There are things I can’t see myself being without. My modest but ever growing collection of books for example. I can’t get enough of them – I get around to reading most of them. I’ll read them all some day. A by-candlelight insurance against boredom if a massive solar storm strikes – like this one almost did in 2012.
Anyway, I suppose what I am ultimately digging at here is the idea of value and where it is found.
The problem with the consumerist way of life, at a societal level, is it has us hurtling towards a painful reckoning with the very real limits on what the pale blue dot can provide for us.
Finding sustainable ways to play out this great unfolding human drama is urgently necessary, and can be better for us as individuals and our home – the two are not mutually exclusive. Relying on creaking institutions, ten-a-penny politicians who do not want change, or the structural solutions of a culture whose values fundamentally create the problems is not going to get us very far.

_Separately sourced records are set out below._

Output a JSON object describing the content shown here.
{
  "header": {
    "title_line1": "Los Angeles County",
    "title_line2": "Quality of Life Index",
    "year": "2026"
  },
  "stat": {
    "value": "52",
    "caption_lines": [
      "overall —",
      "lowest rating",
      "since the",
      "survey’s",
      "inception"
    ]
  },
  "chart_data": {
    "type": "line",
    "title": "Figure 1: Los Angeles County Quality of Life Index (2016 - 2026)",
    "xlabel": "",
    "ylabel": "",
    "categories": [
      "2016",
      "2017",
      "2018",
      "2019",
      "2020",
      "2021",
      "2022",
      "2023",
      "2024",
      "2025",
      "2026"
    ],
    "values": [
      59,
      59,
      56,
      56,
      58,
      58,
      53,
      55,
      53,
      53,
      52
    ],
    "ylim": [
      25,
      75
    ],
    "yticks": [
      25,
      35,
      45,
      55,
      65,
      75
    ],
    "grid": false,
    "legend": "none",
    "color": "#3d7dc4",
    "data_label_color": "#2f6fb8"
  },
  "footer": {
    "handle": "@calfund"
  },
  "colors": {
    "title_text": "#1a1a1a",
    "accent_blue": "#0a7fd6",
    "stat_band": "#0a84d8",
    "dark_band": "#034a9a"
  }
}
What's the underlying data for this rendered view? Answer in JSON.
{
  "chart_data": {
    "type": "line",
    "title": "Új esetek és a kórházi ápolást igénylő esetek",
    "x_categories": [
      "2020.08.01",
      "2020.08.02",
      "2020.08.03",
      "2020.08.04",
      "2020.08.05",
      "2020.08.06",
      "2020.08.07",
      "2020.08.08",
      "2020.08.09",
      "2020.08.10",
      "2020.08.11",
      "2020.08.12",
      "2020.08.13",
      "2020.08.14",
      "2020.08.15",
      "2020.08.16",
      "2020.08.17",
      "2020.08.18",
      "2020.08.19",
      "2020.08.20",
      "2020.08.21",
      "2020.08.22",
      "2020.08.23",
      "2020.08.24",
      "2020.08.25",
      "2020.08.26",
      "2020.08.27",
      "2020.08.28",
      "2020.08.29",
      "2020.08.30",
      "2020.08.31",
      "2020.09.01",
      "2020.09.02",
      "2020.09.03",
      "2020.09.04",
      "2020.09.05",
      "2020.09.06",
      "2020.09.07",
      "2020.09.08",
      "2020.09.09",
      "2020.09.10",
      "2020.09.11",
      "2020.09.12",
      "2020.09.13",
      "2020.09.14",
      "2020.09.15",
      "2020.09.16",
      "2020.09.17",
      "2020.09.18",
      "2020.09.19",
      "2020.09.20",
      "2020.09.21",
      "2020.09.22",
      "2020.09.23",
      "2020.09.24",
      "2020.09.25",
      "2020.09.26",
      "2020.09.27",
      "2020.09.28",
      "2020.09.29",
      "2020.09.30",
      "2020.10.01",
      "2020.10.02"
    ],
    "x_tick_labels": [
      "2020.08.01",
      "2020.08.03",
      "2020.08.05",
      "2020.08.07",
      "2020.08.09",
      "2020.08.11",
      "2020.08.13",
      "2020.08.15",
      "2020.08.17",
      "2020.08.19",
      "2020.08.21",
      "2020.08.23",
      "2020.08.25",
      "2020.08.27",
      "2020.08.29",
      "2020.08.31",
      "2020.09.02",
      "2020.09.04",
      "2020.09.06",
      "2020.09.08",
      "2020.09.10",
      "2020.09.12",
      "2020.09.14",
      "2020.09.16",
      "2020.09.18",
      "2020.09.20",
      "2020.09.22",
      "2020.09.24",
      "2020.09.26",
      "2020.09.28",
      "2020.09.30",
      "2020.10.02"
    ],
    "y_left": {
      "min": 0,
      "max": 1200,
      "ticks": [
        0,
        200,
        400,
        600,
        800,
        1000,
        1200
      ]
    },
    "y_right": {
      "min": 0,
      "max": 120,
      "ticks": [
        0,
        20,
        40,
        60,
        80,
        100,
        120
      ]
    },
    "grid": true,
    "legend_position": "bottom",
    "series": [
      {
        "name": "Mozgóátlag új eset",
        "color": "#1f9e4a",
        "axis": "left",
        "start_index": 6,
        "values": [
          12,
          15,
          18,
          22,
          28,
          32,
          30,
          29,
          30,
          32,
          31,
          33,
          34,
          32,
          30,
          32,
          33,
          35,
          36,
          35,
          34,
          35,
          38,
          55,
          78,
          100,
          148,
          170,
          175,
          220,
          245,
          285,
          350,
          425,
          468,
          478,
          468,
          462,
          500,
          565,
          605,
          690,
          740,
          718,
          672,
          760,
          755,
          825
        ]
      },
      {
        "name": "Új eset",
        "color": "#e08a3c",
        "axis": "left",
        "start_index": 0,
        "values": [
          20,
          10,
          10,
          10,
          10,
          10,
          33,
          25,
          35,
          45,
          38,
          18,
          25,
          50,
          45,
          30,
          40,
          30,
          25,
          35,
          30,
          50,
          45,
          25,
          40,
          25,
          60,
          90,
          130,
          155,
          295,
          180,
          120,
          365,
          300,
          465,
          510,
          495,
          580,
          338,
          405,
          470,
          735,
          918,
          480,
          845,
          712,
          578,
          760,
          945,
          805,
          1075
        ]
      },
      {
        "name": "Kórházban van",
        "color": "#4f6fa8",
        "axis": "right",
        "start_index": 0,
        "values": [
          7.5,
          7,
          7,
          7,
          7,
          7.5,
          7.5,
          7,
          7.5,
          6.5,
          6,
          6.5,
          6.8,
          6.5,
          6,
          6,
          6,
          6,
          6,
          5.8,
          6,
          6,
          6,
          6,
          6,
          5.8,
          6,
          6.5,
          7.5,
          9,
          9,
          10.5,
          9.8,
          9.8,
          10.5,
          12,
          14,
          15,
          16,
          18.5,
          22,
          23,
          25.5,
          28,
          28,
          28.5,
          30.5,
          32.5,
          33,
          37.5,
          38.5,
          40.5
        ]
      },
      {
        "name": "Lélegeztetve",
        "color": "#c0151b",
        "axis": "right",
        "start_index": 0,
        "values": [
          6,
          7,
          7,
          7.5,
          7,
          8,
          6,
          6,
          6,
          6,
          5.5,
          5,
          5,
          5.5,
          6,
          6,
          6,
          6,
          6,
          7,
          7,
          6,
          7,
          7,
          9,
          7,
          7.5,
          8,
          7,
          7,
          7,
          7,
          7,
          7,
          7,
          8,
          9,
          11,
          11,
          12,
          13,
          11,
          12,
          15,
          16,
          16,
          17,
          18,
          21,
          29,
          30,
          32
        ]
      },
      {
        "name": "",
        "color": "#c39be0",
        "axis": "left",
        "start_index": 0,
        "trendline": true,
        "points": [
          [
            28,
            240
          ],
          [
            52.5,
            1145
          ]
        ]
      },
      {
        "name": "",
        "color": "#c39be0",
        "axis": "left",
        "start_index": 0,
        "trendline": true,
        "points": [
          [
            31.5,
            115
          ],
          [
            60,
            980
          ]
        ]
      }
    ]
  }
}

The narrative that is played across most media and woven into the fabric of those cultural values, particularly in the West, is that we need to buy to be happy. Once engaged with, that narrative actually weakens our individual ability to generate our own happiness, through value we create for ourselves. Of course this is what those on the receiving end of the cash want.
Continual consumption of ideas, products, and media that is not related to our own direct experience fills our heads with thought patterns that are not ours, and eats away at our own store of imagination. You know, the same stuff we had when we were kids. It’s tuned differently as adults, but its capacity to generate happiness remains intact.
When speaking about his addiction to drugs, Russell Brand said that his problem was not with drugs per se, but in dealing with reality itself. Consumerism is a bit like that; it provides a distraction from dealing with reality itself. Finding value in reality itself.
The best things in life aren’t things – Art Buchwald
To the extent that hedonic adaptation levels out the happiness of beyond-baseline materialism, that same materialism then reduces our free time, distracts us from what is important, eats up our imagination, and weakens our very ability to be happy – in and of ourselves. Of course there is a contented, subjective middle ground for most people and it’s worth really investigating where that is.
As I outlined in the reasons I started writing here, simpler living can effect a change in attitude towards consumption, and from there unexpected things start happening. It doesn’t have mean a massive change in standard of living either.
Hedonic adaptation is a kind of awareness tool and awareness is an important step towards seeing things as they really are.